Multiscale approaches to strongly correlated systems in and out of equilibrium

The degrees of freedom that confer to strongly correlated systems their many intriguing properties also render them fairly intractable through typical perturbative treatments. For this reason, many of the mechanisms responsible for these technologically promising properties remain rather elusive. Computational approaches have played a major role in helping to fill this void. In particular, dynamical mean field theory (DMFT) and its cluster extension, the dynamical cluster approximation (DCA) have allowed significant progress. However, despite all the insightful results of the dynamical cluster approximation, computational constraints (sign problem, exponential growth of the Hilbert space) still limit the length scale within which correlation can be treated exactly in the formalism.
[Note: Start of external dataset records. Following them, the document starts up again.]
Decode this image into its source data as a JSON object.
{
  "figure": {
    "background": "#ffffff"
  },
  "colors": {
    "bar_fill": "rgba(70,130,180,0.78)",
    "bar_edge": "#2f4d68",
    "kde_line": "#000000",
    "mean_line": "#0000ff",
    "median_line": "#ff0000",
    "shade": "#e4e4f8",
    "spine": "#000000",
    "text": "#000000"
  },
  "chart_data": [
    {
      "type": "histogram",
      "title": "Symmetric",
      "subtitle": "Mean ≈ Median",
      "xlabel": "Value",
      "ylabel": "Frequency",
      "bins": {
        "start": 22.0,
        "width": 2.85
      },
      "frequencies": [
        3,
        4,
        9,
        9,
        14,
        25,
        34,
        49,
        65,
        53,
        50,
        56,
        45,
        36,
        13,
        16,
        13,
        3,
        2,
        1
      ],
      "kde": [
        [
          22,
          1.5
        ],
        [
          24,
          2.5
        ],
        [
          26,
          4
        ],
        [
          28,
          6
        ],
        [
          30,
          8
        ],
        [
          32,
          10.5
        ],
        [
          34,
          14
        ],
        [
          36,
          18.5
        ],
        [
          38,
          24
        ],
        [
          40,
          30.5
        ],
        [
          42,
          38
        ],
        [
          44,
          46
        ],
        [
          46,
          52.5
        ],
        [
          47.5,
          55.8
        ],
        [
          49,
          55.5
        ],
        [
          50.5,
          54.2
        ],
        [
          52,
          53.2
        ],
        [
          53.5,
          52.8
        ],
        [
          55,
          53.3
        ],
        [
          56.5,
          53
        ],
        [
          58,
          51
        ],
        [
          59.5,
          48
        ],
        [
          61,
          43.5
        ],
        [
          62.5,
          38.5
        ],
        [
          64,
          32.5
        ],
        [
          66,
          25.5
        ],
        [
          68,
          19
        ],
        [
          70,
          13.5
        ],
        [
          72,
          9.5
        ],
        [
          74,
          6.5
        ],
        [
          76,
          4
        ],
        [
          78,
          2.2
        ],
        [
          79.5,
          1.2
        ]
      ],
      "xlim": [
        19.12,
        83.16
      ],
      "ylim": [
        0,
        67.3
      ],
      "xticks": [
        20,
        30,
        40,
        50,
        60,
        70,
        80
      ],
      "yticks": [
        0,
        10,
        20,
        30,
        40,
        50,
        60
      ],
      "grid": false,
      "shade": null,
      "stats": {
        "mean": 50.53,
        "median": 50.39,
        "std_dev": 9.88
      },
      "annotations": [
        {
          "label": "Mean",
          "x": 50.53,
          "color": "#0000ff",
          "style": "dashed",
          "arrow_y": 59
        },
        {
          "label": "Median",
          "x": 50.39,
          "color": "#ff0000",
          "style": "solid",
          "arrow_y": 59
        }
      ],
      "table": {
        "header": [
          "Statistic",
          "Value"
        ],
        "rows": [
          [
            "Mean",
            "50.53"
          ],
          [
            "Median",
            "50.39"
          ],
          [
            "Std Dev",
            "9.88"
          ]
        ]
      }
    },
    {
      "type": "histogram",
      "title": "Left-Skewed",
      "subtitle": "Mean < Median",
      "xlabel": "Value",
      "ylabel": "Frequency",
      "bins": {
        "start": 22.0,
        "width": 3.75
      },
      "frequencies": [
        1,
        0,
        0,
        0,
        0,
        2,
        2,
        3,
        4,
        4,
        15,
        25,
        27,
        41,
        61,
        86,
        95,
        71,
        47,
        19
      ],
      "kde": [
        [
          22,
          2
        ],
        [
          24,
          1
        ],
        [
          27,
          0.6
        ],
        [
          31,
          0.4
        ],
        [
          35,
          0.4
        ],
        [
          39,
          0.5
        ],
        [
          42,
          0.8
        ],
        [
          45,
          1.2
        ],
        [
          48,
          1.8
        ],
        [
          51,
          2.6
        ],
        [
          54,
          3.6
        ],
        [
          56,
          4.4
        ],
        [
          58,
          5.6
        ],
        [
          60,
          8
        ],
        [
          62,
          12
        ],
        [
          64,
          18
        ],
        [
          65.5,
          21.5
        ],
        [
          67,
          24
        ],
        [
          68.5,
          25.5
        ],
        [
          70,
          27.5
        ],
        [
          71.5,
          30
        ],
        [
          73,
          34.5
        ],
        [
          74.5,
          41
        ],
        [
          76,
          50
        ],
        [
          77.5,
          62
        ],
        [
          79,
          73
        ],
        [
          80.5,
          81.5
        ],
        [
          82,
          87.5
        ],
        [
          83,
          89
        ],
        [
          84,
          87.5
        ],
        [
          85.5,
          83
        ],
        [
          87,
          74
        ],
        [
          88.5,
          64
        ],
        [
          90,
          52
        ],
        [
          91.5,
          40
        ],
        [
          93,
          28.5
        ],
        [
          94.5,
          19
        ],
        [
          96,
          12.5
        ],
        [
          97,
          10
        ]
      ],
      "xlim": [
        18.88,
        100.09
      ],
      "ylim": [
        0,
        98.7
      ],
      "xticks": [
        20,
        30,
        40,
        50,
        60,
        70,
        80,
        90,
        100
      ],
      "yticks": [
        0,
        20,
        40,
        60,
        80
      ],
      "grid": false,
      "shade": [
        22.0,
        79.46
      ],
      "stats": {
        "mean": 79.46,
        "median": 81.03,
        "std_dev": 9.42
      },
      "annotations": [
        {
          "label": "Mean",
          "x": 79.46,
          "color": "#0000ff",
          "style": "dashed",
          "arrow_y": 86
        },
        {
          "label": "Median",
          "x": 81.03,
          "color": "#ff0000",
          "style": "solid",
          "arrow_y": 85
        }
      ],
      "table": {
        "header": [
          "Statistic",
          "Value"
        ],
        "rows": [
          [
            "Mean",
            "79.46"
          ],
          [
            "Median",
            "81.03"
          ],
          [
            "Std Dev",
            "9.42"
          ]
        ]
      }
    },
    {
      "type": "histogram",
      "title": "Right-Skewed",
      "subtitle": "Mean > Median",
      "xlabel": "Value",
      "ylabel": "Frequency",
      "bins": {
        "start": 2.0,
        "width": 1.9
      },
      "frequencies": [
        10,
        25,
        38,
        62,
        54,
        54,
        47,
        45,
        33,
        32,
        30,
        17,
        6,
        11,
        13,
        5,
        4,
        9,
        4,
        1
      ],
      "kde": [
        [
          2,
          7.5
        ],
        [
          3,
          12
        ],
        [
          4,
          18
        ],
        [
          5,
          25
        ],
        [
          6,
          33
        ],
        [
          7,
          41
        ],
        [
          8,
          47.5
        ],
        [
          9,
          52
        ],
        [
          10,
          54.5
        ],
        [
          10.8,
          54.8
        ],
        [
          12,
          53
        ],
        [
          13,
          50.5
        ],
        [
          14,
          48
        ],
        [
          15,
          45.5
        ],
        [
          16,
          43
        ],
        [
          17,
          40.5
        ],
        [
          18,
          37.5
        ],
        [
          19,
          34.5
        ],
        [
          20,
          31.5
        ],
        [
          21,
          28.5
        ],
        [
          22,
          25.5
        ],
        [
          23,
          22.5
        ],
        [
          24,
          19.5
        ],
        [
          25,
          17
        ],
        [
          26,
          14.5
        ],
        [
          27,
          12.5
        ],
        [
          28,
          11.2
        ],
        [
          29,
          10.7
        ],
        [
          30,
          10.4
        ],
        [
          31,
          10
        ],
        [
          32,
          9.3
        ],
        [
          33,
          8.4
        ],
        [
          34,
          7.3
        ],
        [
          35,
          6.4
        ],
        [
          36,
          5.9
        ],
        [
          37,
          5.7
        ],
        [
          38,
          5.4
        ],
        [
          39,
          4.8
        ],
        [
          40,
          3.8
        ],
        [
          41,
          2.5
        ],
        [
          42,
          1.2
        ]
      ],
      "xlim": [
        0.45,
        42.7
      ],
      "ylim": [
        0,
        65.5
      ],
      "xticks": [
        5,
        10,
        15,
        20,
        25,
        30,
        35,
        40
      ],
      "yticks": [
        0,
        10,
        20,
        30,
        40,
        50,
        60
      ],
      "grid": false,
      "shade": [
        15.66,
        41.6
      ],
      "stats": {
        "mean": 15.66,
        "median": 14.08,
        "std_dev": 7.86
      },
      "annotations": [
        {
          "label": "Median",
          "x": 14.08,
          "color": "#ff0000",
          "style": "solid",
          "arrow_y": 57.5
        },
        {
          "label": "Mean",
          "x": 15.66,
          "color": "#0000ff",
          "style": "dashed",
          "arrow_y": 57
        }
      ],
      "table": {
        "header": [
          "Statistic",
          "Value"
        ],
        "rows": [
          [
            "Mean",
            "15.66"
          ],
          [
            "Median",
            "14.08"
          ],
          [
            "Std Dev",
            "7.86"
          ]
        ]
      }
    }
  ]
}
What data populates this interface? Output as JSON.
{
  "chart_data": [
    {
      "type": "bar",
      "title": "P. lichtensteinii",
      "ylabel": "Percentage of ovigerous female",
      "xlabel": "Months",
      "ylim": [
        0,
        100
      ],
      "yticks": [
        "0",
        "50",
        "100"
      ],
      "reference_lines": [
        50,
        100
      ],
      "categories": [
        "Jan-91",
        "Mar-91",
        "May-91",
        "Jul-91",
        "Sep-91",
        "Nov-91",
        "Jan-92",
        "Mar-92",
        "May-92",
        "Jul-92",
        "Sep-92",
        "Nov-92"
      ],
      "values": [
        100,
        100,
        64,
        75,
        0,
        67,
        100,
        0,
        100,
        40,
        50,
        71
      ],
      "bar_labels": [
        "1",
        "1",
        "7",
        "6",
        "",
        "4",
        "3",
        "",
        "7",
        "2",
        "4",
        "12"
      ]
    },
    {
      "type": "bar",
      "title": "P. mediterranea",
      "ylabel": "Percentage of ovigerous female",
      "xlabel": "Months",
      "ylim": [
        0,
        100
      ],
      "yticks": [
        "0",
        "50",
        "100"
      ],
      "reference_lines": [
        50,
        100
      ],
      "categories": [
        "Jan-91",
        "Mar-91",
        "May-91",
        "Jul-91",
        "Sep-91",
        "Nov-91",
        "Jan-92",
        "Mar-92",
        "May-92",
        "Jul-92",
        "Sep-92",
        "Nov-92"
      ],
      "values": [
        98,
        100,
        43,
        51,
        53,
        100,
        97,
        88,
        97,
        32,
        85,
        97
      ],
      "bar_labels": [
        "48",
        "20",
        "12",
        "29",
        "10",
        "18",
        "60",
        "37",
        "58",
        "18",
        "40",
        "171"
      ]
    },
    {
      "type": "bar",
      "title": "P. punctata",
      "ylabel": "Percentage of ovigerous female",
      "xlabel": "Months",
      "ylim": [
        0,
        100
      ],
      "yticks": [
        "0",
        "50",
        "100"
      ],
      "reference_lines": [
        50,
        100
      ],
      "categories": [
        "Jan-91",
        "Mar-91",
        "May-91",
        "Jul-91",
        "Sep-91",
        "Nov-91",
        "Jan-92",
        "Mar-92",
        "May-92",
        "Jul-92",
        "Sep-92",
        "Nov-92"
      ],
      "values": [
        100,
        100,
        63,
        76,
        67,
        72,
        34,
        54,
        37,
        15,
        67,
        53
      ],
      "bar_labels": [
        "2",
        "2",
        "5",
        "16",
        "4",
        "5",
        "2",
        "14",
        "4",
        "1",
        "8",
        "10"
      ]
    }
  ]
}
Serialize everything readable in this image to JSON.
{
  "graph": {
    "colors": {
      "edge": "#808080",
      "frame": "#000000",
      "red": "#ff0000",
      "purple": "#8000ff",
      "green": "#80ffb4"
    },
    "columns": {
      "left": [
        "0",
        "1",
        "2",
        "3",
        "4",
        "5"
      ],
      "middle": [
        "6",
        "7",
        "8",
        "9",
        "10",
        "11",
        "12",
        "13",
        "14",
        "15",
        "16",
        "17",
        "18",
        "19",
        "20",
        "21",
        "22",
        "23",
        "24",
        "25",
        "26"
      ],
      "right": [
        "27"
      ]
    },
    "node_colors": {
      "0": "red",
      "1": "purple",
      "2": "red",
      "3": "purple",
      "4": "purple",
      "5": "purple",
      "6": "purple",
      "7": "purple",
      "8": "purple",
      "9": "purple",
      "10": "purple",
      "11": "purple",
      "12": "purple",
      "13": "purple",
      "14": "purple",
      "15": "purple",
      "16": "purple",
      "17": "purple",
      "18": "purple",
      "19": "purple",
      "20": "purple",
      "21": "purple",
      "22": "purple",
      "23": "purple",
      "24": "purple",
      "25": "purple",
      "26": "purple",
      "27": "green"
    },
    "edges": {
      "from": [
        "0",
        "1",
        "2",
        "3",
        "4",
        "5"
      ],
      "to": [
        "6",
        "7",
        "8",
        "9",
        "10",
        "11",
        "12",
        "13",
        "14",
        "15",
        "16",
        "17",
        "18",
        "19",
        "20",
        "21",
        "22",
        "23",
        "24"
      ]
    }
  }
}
A natural next step is the development of multiscale many body approaches whereby this challenge is addressed by introducing, between the short length scale where correlations are treated exactly using a cluster solver such Quantum Monte Carlo (QMC) or exact diagonalization, and the long length scale where correlations are treated in a mean field, an intermediate length scale within which correlations can be treated perturbatively. We will discuss implementations of this multiscale many body approach, the results they have yielded and some challenges that persist. In addition, we will discuss the framework for extension of the quantum cluster approximations to the nonequilibrium problem.